There’s no specific reason for this. The number indeed is somewhat arbitrary. It could have 78% or 82%, in general there probably wouldn’t have been that much difference.
* Why require new charred barrels?
A combination of tradition and chemistry. Newly made barrels, once charred, have distinctive layers, each with certain chemicals, as shown below:
Once the barrels are used to age bourbon (or any kind of whiskey) many of the chemicals in these have – by design – left the barrel and entered the whiskey. Also, some chemical changes occur in the wood. As a result, after the barrel is used, it is noticeably chemically different than what we had started with. So if the barrel is used again it would have a different effect.

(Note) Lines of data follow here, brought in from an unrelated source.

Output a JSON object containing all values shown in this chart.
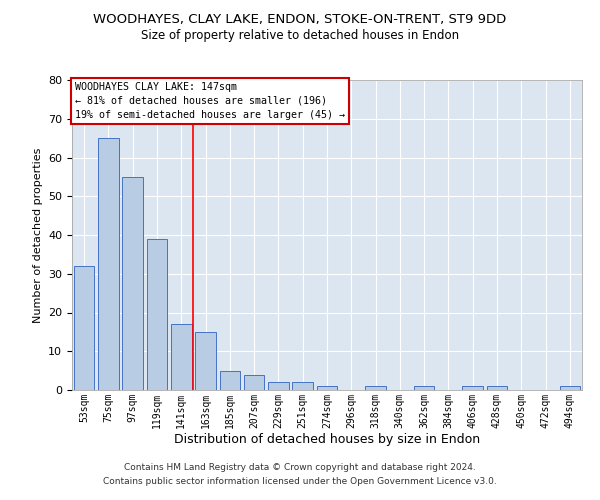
{
  "title": "WOODHAYES, CLAY LAKE, ENDON, STOKE-ON-TRENT, ST9 9DD",
  "subtitle": "Size of property relative to detached houses in Endon",
  "xlabel": "Distribution of detached houses by size in Endon",
  "ylabel": "Number of detached properties",
  "categories": [
    "53sqm",
    "75sqm",
    "97sqm",
    "119sqm",
    "141sqm",
    "163sqm",
    "185sqm",
    "207sqm",
    "229sqm",
    "251sqm",
    "274sqm",
    "296sqm",
    "318sqm",
    "340sqm",
    "362sqm",
    "384sqm",
    "406sqm",
    "428sqm",
    "450sqm",
    "472sqm",
    "494sqm"
  ],
  "values": [
    32,
    65,
    55,
    39,
    17,
    15,
    5,
    4,
    2,
    2,
    1,
    0,
    1,
    0,
    1,
    0,
    1,
    1,
    0,
    0,
    1
  ],
  "bar_color": "#b8cce4",
  "bar_edge_color": "#4472c4",
  "plot_bg_color": "#dce6f1",
  "grid_color": "#ffffff",
  "red_line_index": 4,
  "annotation_line1": "WOODHAYES CLAY LAKE: 147sqm",
  "annotation_line2": "← 81% of detached houses are smaller (196)",
  "annotation_line3": "19% of semi-detached houses are larger (45) →",
  "annotation_box_color": "#ffffff",
  "annotation_box_edge": "#cc0000",
  "ylim": [
    0,
    80
  ],
  "yticks": [
    0,
    10,
    20,
    30,
    40,
    50,
    60,
    70,
    80
  ],
  "footer_line1": "Contains HM Land Registry data © Crown copyright and database right 2024.",
  "footer_line2": "Contains public sector information licensed under the Open Government Licence v3.0."
}
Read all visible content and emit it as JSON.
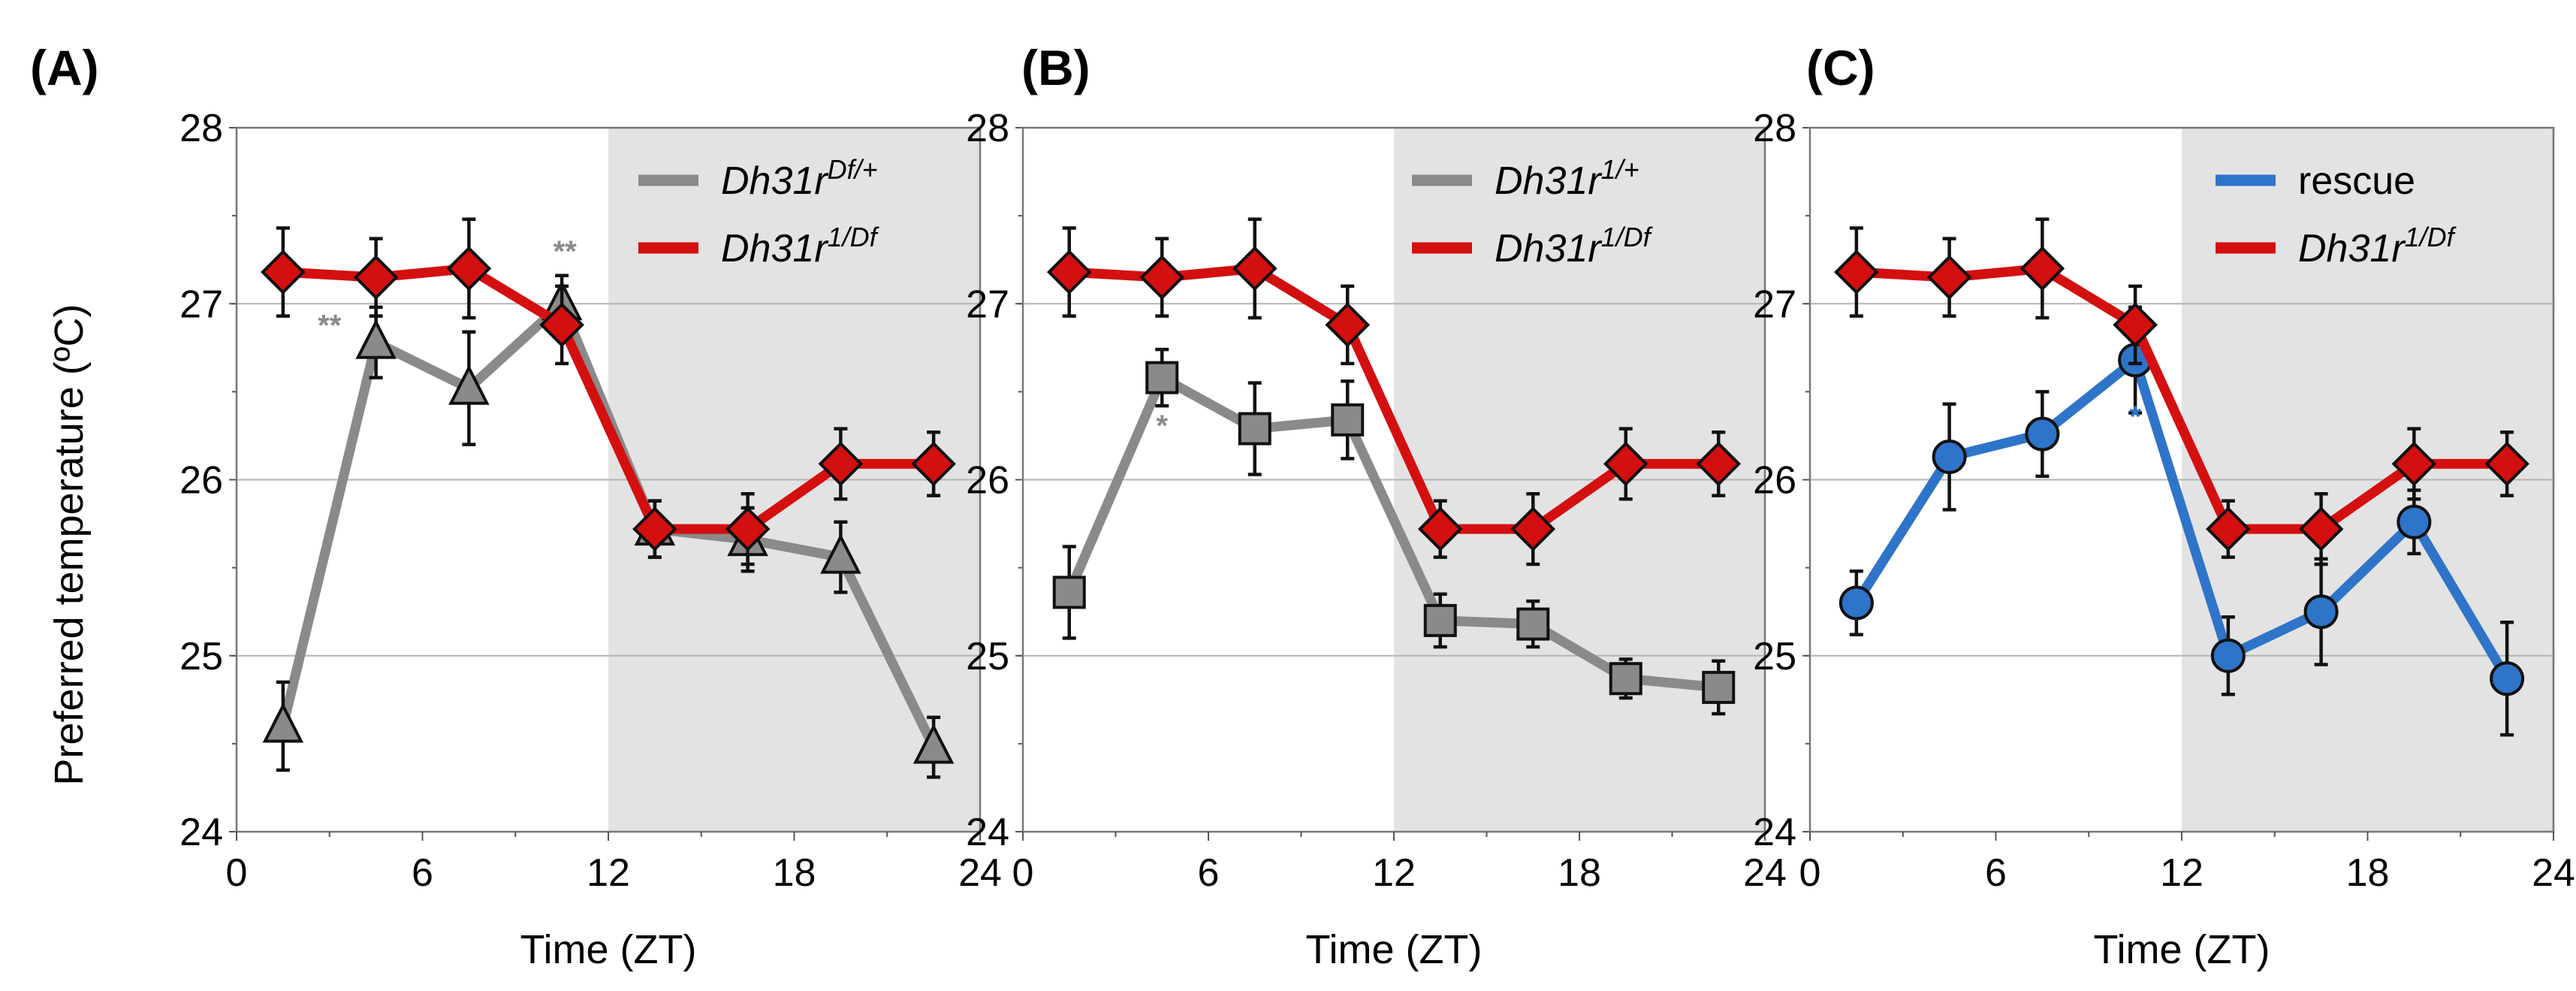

There’s nothing wrong with it having this difference; we’re just noting that it wouldn’t be the same.
* Why not refresh and re-use these barrels?
That’s a great question, and the idea has some sound science: Take the used, charred barrel, and put it in a machine to scrape out the inside, removing much of the charred layers. The re-char or re-toast the barrel, which will have an effect on the deeper layers of wood. As a result the barrel would be somewhat refreshed, and would have an aging effect similar to a new barrel. In fact, this is what Chatham does when making their US*1 Michter’s American Whiskey, and indeed, it does taste very similar to their bourbon.
In the past there was a movement to allow the use of similarly refreshed barrels to be used in the production of bourbon. That attempt didn’t gain any traction, and until the rules are changed, one must still use new, charred oak barrels for bourbon making.